I was not prepared to like the books but by page 20 of the first, I was completely sucked in. All four books now sit on my bookshelf, happily read and often loaned out to others. So, I wanted to like the movie. No, the leads were not who I pictured to play Edward and Bella, but I was keeping an open mind. In a spirit of female solidarity, I wanted director Catherine Hardwicke to knock the film out of the park. Sadly, the movie is a bunt at best.

It just doesn't work, and I've spent the past 24 hours trying to figure out why.

Unfortunately, the problem sits squarely on the director's shoulders. The gritty realism of independent films Hardwicke captures so well (see Thirteen for a stellar example) doesn't work for the romantic story of a vampire and his tasty, mortal girl. Twilight is dark, yes, but not gritty. And placed in the understated independent film-esque atmosphere, the leads flounder. They're left to rely on long looks that end up looking more like glares than longing. However, the realism does work well for some of the supporting characters: Billy Burke as Chief Swan and Gil Birmingham as Billy Black, for example. But 15-year-olds everywhere haven't piled into the theater to see Bella's dad, so the support helps but doesn't save the film.
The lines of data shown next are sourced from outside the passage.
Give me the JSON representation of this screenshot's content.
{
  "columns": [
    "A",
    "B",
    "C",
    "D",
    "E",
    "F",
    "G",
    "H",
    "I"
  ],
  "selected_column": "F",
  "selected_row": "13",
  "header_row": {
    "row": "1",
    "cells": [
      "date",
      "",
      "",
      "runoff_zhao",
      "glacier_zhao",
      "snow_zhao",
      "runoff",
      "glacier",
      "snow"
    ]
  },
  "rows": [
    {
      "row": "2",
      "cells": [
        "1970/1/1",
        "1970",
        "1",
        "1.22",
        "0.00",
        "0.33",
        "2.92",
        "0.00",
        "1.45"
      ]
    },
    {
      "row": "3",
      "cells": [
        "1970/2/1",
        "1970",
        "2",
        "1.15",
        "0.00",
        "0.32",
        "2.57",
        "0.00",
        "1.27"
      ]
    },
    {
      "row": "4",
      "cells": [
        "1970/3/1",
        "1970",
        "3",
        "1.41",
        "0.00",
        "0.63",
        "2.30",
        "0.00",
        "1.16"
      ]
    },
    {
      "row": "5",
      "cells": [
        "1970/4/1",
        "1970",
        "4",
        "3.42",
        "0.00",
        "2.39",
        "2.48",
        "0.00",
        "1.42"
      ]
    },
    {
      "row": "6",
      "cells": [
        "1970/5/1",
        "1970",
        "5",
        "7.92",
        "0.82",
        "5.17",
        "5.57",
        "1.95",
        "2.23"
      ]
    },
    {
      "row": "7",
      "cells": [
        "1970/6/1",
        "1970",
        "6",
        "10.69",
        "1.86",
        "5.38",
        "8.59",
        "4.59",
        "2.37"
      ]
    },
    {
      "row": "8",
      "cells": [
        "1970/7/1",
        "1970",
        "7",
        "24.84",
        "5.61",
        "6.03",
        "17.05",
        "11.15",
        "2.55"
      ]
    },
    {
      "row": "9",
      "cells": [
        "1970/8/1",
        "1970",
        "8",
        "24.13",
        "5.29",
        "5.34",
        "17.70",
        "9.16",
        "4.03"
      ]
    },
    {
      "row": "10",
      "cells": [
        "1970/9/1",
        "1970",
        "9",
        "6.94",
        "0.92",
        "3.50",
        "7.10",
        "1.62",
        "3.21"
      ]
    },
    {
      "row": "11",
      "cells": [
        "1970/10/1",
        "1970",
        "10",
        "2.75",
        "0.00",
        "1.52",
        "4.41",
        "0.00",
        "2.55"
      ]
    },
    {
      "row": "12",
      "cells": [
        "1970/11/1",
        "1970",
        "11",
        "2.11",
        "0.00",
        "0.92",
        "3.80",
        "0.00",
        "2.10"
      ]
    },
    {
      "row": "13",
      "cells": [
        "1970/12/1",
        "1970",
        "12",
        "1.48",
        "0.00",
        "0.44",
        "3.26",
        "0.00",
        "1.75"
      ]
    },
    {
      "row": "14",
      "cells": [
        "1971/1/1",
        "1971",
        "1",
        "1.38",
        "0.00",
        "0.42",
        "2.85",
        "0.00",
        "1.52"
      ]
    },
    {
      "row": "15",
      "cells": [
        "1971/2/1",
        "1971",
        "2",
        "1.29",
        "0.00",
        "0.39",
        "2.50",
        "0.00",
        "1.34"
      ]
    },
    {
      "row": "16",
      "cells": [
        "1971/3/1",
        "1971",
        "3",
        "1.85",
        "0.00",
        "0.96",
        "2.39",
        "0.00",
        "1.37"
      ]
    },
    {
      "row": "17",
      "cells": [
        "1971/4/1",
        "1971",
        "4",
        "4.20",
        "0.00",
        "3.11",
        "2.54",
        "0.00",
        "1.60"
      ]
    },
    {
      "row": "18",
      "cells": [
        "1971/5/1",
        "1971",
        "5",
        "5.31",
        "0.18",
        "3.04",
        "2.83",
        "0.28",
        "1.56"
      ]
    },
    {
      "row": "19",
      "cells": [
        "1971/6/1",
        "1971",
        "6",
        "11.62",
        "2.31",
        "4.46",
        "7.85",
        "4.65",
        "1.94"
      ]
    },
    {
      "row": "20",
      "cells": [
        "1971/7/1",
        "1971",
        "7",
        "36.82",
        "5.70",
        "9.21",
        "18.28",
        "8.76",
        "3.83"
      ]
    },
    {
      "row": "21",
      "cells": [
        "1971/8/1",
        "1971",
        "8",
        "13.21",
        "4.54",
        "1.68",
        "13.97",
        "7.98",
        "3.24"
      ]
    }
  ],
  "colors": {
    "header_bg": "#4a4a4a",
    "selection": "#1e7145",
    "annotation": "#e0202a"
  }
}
Overall, the casting is problem. Nevermind that choosing real people to play beloved book characters is a losing proposition (even Gone With The Wind had its casting critics). Rob Pattinson and Kristen Stewart are fine as the leads, not great, not bad, just fine. Bella's mortal highschool chums fit their roles well. Even Peter Facinelli as Dr. Carlisle Cullen is fine (if you can get over his being an eerie doppleganger of Tom Cruise's Lestat). But casting hits the skids with the films villians. James, Victoria, and Laurent look more like punk-teen models off of a Gaultier runway than blood-sucking fiends. The fact that they travel with their very own smoke machine is the only way we know to be afraid of them. And Jackson Rathbone as Jasper Cullen better have been cast for the pedigree his last name implies because his constant look of panic is funny and his teased, dark blonde hair looks too much like Edward's (the teen audience screamed when he walked into the lunch room thinking he was Edward; they booed when they realized it wasn't). If a film is only as good as its villians, Twilight fails miserably.
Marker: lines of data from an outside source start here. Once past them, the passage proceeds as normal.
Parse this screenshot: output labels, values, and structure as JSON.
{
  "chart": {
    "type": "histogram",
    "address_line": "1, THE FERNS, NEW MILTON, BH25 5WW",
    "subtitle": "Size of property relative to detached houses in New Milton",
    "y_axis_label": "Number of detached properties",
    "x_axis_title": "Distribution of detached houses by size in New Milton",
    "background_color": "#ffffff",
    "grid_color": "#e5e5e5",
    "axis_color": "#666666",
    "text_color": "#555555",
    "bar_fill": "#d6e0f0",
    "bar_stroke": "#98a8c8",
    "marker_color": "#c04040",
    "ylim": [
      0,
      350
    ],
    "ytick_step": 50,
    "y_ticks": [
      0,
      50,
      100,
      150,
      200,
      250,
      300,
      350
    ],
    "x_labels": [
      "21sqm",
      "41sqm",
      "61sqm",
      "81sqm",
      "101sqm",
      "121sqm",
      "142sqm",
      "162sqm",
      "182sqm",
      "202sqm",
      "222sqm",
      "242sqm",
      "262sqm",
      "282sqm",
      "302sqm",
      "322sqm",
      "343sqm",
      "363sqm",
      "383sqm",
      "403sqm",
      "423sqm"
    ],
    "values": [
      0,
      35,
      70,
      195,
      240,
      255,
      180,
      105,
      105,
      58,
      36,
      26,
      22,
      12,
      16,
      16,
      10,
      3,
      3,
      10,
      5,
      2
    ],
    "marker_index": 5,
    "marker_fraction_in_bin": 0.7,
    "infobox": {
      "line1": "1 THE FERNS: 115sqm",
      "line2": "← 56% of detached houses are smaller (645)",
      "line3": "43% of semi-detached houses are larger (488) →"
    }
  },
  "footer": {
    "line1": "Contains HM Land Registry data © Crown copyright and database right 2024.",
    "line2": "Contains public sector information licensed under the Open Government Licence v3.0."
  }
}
And then there's the money. According to E!, the movie was made for 37 million and every penny pinched shows. In the hands of a more creative director, the lacking funds might not have mattered. For instance, the low-budget Fargo under the direction of the Coen brothers was iconic and haunting. Two things Twilight should have been. Instead, Twilight's special effects are downright lame. Scenes that should be impressive--like Edward's tree climbing and forest flying--become laughable. When Edward stands in the sunlight, he looks just like any other boy standing in the sun. Nothing special there. And the werewolf legend montage looks more like trick-or-treaters at Halloween than menacing werewolves. Someone needed to explain to Hardwicke that "special effects" mean more than speed framing and smoke machines.

What really makes me angry is the tragic waste of potential. Twilight should have been the perfect storm of the built-in book audience of Harry Potter and the over-the-top romance of Titanic. This film should have broken records and added all ages to the Twilight fan-base. Instead its loyal fans were treated to a bargain-basement version of their beloved story. The movie does stay true to the book, and because Twilight has sold millions of copies world-wide, the film should do well at the box office, guaranteeing sequels. But the fans and book deserved better.


The bottom line? Twilighters are better served by saving their $10 on a movie ticket, using it to buy the soundtrack (which is fantastic) and re-reading the book instead.